If we do it one by one, that's too slow, so I'm thinking process 5 files at a time using goroutine(we can not process too much at a time cause the CPU cannot bear).
I'm a newbie in golang, I'm not sure if my thought is correct, I think the function A() is a producer and the function B() is a consumer, function B() will deal with the file that produced by function A(), and I wrote some code below, forgive me, I really don't know how to write the code, can anyone give me a help? Thank you in advance!
package main
import "fmt"
var Box = make(chan string, 1024)
func A(file string) {
fmt.Println(file, "is processing in func A()...")
fileGenByA := "/path/to/fileGenByA1"
Box <- fileGenByA
}
func B(file string) {
fmt.Println(file, "is processing in func B()...")
}
func main() {
// assuming that this is the file list read from a directory
fileList := []string{
"/path/to/file1",
"/path/to/file2",
"/path/to/file3",
}
// it seems I can't do this, because fileList may have 1000 or more file
for _, v := range fileList {
go A(v)
}
// can I do this?
for file := range Box {
go B(file)
}
}
Update:
sorry, maybe I haven’t made myself clear, actually the file generated by function A() is stored in the hard disk(generated by a command line tool, I just simple execute it using exec.Command()), not in a variable(the memory), so it doesn't have to be passed to function B() immediately.
I think there are 2 approach:
approach1
approach2
Actually I prefer approach2, as you can see, the first B() doesn't have to process the file1GenByA, it's the same for B() to process any file in the box, because file1GenByA may generated after file2GenByA(maybe the file is larger so it takes more time).

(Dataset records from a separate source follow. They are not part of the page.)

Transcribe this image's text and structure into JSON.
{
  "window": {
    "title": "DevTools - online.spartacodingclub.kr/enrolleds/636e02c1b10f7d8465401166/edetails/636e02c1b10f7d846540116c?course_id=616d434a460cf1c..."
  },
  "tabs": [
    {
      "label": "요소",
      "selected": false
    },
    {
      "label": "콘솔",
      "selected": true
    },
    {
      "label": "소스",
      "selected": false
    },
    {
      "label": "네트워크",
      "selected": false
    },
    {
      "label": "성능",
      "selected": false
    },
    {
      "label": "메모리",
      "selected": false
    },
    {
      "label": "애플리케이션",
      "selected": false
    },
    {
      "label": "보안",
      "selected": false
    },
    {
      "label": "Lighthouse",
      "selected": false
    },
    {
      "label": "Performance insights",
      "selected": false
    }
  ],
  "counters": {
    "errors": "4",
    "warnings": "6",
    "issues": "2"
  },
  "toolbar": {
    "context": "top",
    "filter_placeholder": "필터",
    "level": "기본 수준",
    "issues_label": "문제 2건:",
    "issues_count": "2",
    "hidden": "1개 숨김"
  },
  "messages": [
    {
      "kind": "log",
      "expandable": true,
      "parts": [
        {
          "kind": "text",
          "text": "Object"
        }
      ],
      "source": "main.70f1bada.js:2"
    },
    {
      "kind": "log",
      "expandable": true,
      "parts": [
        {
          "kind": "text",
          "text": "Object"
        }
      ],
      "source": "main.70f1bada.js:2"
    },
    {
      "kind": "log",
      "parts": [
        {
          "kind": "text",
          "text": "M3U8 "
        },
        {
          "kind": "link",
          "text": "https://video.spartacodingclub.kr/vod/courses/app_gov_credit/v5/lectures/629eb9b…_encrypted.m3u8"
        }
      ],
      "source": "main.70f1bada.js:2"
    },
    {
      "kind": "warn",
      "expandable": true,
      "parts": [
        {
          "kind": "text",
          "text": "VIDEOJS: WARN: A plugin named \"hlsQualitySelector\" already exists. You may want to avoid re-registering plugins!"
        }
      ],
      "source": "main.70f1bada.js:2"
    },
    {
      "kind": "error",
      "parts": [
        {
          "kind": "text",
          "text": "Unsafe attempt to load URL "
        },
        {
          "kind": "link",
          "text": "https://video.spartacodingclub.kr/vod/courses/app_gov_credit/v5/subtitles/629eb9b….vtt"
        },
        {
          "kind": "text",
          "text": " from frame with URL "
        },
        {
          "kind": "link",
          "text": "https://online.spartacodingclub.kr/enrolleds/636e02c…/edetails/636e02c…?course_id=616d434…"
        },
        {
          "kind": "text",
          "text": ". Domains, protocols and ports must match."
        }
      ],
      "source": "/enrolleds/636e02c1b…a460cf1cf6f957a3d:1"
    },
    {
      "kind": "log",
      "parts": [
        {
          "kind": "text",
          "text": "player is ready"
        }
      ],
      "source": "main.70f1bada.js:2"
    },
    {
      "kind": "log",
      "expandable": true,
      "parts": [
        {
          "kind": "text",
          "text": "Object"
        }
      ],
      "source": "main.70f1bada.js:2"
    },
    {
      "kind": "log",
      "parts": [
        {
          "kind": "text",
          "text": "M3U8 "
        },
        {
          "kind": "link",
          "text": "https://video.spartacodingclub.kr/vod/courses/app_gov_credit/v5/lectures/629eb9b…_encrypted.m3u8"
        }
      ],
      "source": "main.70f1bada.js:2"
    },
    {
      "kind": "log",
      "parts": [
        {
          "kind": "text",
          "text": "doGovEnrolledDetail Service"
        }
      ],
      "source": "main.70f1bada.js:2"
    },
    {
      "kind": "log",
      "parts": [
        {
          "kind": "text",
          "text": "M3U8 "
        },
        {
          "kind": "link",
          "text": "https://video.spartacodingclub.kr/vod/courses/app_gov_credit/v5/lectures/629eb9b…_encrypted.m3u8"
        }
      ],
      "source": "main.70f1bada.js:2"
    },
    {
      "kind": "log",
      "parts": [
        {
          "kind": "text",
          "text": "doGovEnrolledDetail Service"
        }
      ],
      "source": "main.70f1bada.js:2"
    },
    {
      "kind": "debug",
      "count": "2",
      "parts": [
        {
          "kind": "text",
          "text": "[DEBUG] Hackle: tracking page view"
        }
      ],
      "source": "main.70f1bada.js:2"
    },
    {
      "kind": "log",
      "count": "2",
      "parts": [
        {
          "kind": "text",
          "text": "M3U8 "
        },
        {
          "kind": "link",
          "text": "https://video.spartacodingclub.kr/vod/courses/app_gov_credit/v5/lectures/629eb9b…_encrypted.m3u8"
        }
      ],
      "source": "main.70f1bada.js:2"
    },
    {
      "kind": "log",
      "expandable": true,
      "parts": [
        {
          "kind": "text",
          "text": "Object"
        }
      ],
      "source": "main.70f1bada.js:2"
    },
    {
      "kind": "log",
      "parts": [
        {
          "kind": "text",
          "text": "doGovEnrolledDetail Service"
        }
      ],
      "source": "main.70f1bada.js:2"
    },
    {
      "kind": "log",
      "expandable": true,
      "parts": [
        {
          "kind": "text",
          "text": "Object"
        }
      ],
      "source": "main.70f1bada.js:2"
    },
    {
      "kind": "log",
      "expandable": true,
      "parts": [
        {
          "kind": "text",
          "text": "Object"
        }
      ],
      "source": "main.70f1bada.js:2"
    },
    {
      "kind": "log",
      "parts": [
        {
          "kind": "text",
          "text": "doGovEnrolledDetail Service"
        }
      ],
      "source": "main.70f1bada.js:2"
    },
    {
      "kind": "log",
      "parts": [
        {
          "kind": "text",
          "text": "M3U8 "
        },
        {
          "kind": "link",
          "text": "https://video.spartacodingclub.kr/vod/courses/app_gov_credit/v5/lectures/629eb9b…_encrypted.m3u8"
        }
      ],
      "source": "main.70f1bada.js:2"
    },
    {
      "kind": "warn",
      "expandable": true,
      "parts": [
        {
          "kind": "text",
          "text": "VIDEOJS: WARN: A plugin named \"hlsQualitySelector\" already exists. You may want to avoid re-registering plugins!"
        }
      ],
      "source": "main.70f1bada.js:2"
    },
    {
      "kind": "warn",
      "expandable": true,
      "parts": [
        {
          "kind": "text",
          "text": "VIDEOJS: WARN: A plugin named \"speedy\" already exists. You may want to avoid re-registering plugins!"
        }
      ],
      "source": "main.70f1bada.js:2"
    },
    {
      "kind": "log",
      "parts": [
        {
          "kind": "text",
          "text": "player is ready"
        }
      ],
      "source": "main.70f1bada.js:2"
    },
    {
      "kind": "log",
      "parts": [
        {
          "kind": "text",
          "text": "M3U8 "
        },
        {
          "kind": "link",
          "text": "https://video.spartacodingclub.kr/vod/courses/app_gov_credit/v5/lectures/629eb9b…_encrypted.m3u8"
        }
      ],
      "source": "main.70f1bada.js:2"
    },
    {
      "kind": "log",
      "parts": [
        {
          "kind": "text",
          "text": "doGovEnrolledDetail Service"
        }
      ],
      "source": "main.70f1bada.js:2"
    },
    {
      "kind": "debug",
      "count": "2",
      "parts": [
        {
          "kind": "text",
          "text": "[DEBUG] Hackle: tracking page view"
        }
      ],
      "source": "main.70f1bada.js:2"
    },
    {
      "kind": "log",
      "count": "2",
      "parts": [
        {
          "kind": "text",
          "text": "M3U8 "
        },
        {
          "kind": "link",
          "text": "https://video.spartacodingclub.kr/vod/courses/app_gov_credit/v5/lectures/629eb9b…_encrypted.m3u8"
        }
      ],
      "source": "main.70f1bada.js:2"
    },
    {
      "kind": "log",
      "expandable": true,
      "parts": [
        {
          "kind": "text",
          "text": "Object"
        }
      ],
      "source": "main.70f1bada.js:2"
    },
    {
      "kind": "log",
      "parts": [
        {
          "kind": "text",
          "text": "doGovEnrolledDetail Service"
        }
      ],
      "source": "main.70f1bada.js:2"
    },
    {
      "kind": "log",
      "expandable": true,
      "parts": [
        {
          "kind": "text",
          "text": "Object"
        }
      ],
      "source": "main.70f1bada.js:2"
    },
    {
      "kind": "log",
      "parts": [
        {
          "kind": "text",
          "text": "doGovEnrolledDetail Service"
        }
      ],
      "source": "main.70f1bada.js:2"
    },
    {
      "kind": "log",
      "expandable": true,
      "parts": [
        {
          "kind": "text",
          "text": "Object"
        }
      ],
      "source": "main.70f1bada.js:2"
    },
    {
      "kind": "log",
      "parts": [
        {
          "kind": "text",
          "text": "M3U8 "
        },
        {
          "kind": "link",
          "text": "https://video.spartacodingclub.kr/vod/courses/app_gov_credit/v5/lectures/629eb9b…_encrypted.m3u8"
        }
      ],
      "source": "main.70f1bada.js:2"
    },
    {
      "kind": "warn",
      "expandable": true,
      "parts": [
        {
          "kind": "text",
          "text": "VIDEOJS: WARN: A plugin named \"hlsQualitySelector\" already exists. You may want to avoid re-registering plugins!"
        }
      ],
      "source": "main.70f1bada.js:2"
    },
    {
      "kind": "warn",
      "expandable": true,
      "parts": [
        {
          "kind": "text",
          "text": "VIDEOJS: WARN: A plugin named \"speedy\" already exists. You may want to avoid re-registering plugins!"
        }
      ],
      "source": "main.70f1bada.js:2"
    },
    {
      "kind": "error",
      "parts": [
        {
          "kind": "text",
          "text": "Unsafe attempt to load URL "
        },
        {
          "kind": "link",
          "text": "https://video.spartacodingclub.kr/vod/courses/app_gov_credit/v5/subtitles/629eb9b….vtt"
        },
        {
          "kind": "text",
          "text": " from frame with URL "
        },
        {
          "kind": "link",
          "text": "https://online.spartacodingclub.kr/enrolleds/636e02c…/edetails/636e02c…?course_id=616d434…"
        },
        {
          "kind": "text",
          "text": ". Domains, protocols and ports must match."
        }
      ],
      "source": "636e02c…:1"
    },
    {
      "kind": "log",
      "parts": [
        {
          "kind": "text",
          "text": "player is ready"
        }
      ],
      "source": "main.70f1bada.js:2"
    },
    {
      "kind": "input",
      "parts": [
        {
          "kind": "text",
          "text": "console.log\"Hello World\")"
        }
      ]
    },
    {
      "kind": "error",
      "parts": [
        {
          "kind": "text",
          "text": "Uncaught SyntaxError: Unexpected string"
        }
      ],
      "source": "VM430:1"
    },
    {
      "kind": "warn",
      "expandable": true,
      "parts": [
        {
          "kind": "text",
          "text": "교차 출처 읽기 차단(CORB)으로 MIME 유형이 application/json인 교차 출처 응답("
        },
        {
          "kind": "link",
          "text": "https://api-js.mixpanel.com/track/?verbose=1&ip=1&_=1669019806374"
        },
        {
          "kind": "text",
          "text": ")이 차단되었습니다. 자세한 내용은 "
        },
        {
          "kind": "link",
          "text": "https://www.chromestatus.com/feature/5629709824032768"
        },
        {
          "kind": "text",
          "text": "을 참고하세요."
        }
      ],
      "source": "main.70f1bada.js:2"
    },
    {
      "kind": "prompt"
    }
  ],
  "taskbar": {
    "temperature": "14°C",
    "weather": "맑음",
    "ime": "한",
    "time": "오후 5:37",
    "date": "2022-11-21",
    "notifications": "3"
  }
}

You could spawn 5 goroutines that read from a work channel. That way you have at all times 5 goroutines running and don't need to batch them so that you have to wait until 5 are finished to start the next 5.
func main() {
stack := []string{"a", "b", "c", "d", "e", "f", "g", "h"}
work := make(chan string)
results := make(chan string)
// create worker 5 goroutines
wg := sync.WaitGroup{}
for i := 0; i < 5; i++ {
wg.Add(1)
go func() {
defer wg.Done()
for s := range work {
results <- B(A(s))
}
}()
}
// send the work to the workers
// this happens in a goroutine in order
// to not block the main function, once
// all 5 workers are busy
go func() {
for _, s := range stack {
// could read the file from disk
// here and pass a pointer to the file
work <- s
}
// close the work channel after
// all the work has been send
close(work)
// wait for the workers to finish
// then close the results channel
wg.Wait()
close(results)
}()
// collect the results
// the iteration stops if the results
// channel is closed and the last value
// has been received
for result := range results {
// could write the file to disk
fmt.Println(result)
}
}
https://play.golang.com/p/K-KVX4LEEoK
you're halfway there. There's a few things you need to fix:
your program deadlocks because nothing closes Box, so the main function can never get done rangeing over it.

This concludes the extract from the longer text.